Ad accogliervi, Suili Zhou, moglie di Liwei Zhou di MU Fish a Nova Milanese, insieme al maître Egidio Giovannini. In cucina Kin Cheung affiancato da Zhang Qinglong, uno dei “senatori” tra i cuochi cinesi di Milano, e dal pasticciere Lin Yi-Kuan. Ai cocktail un nome che in città è una certezza, il barman Franco “Tucci” Ponti che crea drink in abbinamento a molte delle proposte in carta.
Ai tavoli, tanti i clienti cinesi – che è sempre una garanzia – ed è stato avvistato anche qualche esponente della concorrenza.
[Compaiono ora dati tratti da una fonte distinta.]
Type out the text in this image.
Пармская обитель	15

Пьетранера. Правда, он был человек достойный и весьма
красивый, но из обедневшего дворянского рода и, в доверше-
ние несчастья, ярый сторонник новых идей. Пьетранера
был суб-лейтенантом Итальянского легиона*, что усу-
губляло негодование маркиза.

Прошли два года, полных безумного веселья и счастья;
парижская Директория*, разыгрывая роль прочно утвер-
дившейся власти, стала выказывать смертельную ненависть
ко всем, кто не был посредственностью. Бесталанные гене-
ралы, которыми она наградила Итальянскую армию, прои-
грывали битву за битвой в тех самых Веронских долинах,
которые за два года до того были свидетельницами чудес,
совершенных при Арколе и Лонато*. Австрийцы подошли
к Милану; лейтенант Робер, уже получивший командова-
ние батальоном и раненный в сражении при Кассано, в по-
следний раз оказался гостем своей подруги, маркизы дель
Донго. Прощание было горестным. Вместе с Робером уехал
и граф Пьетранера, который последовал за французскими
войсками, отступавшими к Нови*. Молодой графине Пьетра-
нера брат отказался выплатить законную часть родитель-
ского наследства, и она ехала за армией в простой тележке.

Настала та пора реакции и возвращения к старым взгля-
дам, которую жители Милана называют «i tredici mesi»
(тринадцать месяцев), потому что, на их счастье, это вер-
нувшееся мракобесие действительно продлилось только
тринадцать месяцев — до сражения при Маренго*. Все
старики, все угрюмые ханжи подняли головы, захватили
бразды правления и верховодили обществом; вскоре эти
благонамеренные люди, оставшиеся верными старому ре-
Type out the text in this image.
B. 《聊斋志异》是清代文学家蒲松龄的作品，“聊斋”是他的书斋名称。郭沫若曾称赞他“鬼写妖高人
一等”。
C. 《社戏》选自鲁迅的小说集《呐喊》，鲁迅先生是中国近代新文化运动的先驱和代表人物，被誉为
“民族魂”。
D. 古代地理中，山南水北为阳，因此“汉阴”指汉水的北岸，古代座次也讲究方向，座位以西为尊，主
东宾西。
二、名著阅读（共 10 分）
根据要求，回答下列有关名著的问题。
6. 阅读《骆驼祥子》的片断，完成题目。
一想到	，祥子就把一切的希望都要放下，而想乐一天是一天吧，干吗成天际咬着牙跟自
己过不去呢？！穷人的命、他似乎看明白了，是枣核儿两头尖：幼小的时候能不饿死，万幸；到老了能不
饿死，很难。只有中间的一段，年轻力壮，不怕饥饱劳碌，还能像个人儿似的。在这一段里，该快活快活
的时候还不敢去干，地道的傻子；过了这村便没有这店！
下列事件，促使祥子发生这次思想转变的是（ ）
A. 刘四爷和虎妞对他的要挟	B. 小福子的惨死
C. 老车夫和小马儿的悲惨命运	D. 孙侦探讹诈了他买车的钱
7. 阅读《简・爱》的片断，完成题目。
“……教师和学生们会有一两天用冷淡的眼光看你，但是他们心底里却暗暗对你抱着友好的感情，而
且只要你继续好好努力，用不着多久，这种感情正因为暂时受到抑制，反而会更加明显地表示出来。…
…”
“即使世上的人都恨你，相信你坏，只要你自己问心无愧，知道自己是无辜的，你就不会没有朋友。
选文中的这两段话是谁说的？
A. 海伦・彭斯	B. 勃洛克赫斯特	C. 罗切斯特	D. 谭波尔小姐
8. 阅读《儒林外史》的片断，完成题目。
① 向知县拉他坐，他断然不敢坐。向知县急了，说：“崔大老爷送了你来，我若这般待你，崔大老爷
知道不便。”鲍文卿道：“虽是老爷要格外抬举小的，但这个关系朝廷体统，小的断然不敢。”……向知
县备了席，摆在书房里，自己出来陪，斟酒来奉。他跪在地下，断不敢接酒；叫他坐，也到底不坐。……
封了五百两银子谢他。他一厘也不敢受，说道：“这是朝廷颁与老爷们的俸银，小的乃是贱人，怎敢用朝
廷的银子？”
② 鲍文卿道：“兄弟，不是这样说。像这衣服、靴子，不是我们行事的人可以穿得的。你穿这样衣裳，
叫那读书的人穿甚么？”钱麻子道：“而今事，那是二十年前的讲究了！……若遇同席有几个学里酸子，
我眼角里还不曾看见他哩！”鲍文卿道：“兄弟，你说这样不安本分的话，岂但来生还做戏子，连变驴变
Si parte, naturalmente, dai dim sum che, come ormai noto, non sono solo ravioli, anche se ce ne è una proposta più che varia. Tra quelli a vapore (ogni porzione è composta da 3 pezzi) abbiamo assaggiato delicati Har Gao, pasta cristallo ripiena di gamberi (7 euro), Shāo Mài Classici con pasta all’uovo, pollo, funghi e gamberi (6,50 euro), ravioli al ragout d’anatra piccante (7 euro). Tra le proposte che non ti aspetti anche Mezzaluna nel bosco, pasta cristallo con ripieno di funghi e tartufo (8 euro), e Astice Matcha (10 euro). Per chi ama i piatti in brodo, i ravioli Szechuan piccanti e gli Shuǐ Jiǎo ripieni di manzo contano entrambi 8 pezzi, a 10 euro.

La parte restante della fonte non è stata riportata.